Written response 3C is assessed using two rubric rows: rows 4 and 5. In row 4, students are being assessed on whether they have a procedure with a parameter and can describe what the procedure does and how it contributed to the overall function of the program. In row 5, students are being assessed on whether they can write a complex algorithm that incorporates sequencing, selection, and iteration, as well as whether they can explain how the algorithm works. We consider three scenarios for the program code and how students would earn points. The written response for 3C contains:

  • a procedure with parameter(s) that has an algorithm that includes sequencing, selection, and iteration. In this case, the response is eligible to earn points for both rows 4 and 5 depending on what is written.

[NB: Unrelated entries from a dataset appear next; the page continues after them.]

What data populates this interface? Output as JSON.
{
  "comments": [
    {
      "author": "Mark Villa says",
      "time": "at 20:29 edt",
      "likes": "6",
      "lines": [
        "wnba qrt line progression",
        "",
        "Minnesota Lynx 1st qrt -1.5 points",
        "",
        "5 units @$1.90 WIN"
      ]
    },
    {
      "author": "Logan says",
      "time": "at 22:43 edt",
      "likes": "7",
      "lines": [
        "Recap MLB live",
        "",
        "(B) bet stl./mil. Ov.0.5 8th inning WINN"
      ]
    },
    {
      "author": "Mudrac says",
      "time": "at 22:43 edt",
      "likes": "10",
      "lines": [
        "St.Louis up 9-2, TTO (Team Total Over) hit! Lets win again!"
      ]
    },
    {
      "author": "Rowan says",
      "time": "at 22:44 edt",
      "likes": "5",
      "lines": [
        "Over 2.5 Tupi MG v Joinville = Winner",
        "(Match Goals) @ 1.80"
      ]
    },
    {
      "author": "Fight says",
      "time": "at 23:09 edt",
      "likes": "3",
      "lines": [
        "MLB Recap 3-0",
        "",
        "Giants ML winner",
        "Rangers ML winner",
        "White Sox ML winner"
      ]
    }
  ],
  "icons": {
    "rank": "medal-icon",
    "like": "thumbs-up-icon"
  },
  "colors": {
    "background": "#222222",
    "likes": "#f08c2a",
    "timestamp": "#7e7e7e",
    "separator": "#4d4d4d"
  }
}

  • a procedure with a parameter, but the algorithm does not have sequencing, selection, and iteration. In this case, the response is eligible to earn row 4 depending on what is written, but not row 5.
  • an algorithm that contains sequencing, selection, and iteration. In this case, the response will not earn row 4, but is eligible to earn row 5 depending on what is written.

Essentially, this means that a student who doesn’t understand how to write a procedure, but can write a complex algorithm, can still earn one of the two points, rather than automatically being ineligible for both of points for written response 3C.